Clinical Trial Resource Center

Clinical Trial Resource Center

Latest New Medical Therapy Trial Results

Following are the most recent results for new drug therapies currently in clinical trials worldwide. Results are also searchable by therapeutic area beginning with the most recent updates.

Week of March 27, 2017

Eli Lilly issued results of a phase III trial of abemaciclib in combination with fulvestrant in women with hormone-receptor-positive (HR+), human epidermal growth factor receptor 2-negative (HER2-), advanced breast cancer who have relapsed or progressed after endocrine therapy. The global, double-blind study had an intent-to-treat population of 669 patients randomized to receive abemaciclib or placebo orally twice a day on a continuous dosing schedule, given in combination with fulvestrant at its approved dose and schedule, until disease progression. Patients enrolled in the study had experienced disease progression on or within 12 months of receiving endocrine treatment in the neoadjuvant or adjuvant setting or while receiving first-line endocrine therapy for metastatic disease. Patients who had received chemotherapy in the metastatic setting were not eligible for the study. The most common adverse events observed were diarrhea, neutropenia, nausea and fatigue, and were consistent with the previous studies of abemaciclib. Lilly intends to submit a new drug application (NDA) for single-agent abemaciclib in the second quarter of 2017. 
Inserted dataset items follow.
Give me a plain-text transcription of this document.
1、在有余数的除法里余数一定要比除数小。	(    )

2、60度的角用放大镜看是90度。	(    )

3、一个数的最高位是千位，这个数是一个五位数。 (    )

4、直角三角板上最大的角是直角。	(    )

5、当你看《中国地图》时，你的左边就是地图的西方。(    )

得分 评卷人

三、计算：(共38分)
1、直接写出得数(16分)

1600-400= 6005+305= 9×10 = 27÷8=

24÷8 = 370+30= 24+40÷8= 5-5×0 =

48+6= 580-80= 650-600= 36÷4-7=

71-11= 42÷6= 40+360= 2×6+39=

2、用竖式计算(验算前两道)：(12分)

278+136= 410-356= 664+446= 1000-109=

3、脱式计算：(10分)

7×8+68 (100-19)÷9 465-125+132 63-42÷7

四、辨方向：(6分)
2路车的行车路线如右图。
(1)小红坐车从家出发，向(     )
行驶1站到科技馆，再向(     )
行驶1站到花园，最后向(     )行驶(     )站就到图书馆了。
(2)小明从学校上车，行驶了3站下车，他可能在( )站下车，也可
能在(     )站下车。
Jazz Pharmaceuticals released results of two global multicenter phase III studies of JZP-110 for excessive sleepiness associated with obstructive sleep apnea (OSA). TONES 3 was a 12-week, five-arm, parallel-group, double-blind, placebo-controlled, randomized study evaluating JZP-110 at 300mg, 150mg, 75mg and 37.5mg compared to placebo. TONES 4 was a six-week study comprising a two-week flexible-dose titration phase followed by two weeks at stable dose, and then a two-week, placebo-controlled, double-blind randomized withdrawal phase. TONES 3 demonstrated highly statistically significant improvement in the co-primary endpoints of Maintenance of Wakefulness test (MWT) and Epworth Sleepiness scale (ESS) at all doses. In addition, the key secondary endpoint of Patient Global Impression of Change (PGIc) scale demonstrated a highly statistically significant improvement. On the co-primary endpoints of MWT and ESS, the study demonstrated that treatment with JZP-110 significantly increased the patients’ ability to stay awake and significantly decreased patients’ subjective levels of sleepiness, respectively, compared to placebo. These effects were maintained throughout the course of the study. In the TONES 4 study, at the end of week four, 126 patients who reported “much” or “very much” improvement on the PGIc scale and who had numerical improvements on the MWT and ESS at week four were then randomized 1:1 to receive either the same dose of JZP-110 received in the stable dose phase, or placebo, for two weeks in the randomized withdrawal phase. In TONES 4, patients randomized to continue on JZP-110 maintained efficacy, while those randomized to placebo experienced a loss of efficacy, as measured by the co-primary and key secondary endpoints.

Neurocrine Biosciences reported results of a phase III trial of Ingrezza (valbenazine) for the treatment of tardive dyskinesia (TD). The Kinect 3 study was a randomized, double-blind, placebo-controlled, parallel-group, fixed-dose study in which 234 subjects with TD and underlying schizophrenia, schizoaffective disorder or mood disorder received six weeks of once-daily Ingrezza (40mg or 80mg capsules) or placebo. The study met its primary endpoint of change-from-baseline in the Abnormal Involuntary Movement Scale (AIMS) at week six in the 80mg once-daily dosing group compared to placebo. The mean change from baseline to week six in the AIMS rating was -3.2 for the 80mg once-daily group as compared to -0.1 in the placebo group (p>0.0001). In addition, the percentage of participants who achieved an AIMS response was higher in the Ingrezza 80mg/day group compared to placebo at all study visits. At week six, 40% (p<0.001) of participants receiving 80mg/day of Ingrezza had at least a 50% improvement in AIMS dyskinesia score as compared to only 8.7% of those who received placebo. Ingrezza was generally well-tolerated and the most common adverse reactions were somnolence and drooling. The frequency of adverse events was similar among all treatment groups and treatment emergent adverse effects were consistent with those of prior studies. There were no drug-drug interactions identified in subjects who were utilizing a wide range of psychotropic and other concomitant medications. Neurocrine has submitted a New Drug Application (NDA) to the FDA for Ingrezza and has been granted Priority Review. Neurocrine received Breakthrough Therapy Designation from the FDA in 2014 for Ingrezza for the treatment of TD.